Agentic AIAI systems that go beyond answering questions. They can take actions, use tools, and complete multi-step tasks autonomously.
Pre-trainingThe initial phase where an AI model learns patterns from vast amounts of text data. This is where general knowledge and language ability come from.
Post-trainingRefinement after pre-training, where the model is tuned for specific tasks or domains. Also called fine-tuning.
Evals (evaluations)Standardized tests that measure how well an AI performs on specific tasks. In finance, an eval might test whether the model builds a correct DCF model or retrieves accurate earnings data.
Virtual machineAn isolated computer environment running inside another computer.
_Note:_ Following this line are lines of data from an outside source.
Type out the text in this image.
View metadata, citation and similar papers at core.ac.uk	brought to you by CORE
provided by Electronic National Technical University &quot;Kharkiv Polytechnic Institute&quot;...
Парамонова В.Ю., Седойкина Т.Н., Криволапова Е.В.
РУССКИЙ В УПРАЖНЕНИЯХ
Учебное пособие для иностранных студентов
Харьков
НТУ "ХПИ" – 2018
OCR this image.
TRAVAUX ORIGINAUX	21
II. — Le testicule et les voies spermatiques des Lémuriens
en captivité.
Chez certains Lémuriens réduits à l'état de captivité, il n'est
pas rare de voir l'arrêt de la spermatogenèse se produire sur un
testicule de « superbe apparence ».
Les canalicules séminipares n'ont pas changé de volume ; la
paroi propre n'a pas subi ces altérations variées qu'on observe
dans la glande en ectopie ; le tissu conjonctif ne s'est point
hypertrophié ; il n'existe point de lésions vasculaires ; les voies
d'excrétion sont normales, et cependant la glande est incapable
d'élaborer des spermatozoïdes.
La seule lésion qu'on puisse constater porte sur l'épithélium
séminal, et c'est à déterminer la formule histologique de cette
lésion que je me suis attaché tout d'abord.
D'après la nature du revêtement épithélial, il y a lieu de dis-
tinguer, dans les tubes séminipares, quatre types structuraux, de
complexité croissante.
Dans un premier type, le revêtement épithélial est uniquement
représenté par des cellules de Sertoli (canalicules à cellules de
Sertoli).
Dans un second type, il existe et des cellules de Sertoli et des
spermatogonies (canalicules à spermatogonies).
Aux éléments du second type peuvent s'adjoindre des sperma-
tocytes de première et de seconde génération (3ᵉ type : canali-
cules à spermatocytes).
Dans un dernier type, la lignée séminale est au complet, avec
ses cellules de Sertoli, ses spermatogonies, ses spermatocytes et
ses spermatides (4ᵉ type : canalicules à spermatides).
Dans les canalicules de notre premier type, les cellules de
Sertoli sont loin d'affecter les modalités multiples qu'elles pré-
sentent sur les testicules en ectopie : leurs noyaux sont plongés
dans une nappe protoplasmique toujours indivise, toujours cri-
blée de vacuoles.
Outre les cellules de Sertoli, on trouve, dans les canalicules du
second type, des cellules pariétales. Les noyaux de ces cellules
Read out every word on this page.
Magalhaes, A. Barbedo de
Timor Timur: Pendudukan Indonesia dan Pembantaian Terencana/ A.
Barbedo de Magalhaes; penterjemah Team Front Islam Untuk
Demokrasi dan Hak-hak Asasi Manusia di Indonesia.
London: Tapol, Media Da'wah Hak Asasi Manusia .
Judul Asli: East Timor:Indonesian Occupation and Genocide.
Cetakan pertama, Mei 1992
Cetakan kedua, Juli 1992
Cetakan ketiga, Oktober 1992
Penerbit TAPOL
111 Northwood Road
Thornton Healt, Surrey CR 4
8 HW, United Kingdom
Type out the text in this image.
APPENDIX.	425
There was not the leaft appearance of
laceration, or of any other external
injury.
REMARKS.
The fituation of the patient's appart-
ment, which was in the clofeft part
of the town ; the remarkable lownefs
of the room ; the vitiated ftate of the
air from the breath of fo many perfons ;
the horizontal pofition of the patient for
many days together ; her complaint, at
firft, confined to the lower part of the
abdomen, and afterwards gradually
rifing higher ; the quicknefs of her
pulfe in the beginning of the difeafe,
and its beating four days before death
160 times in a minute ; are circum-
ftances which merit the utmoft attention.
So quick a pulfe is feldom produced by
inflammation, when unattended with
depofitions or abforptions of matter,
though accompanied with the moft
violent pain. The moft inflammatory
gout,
Claude uses virtual machines to safely execute Python code when creating Excel files and other documents.
Deep researchA Claude feature that performs thorough, multi-step research by searching multiple sources, synthesizing findings, and producing comprehensive reports.
Portfolio companyA company that an investment fund owns shares in. NBIM, managing Norway's sovereign wealth fund, holds stakes in roughly 9,000 companies worldwide.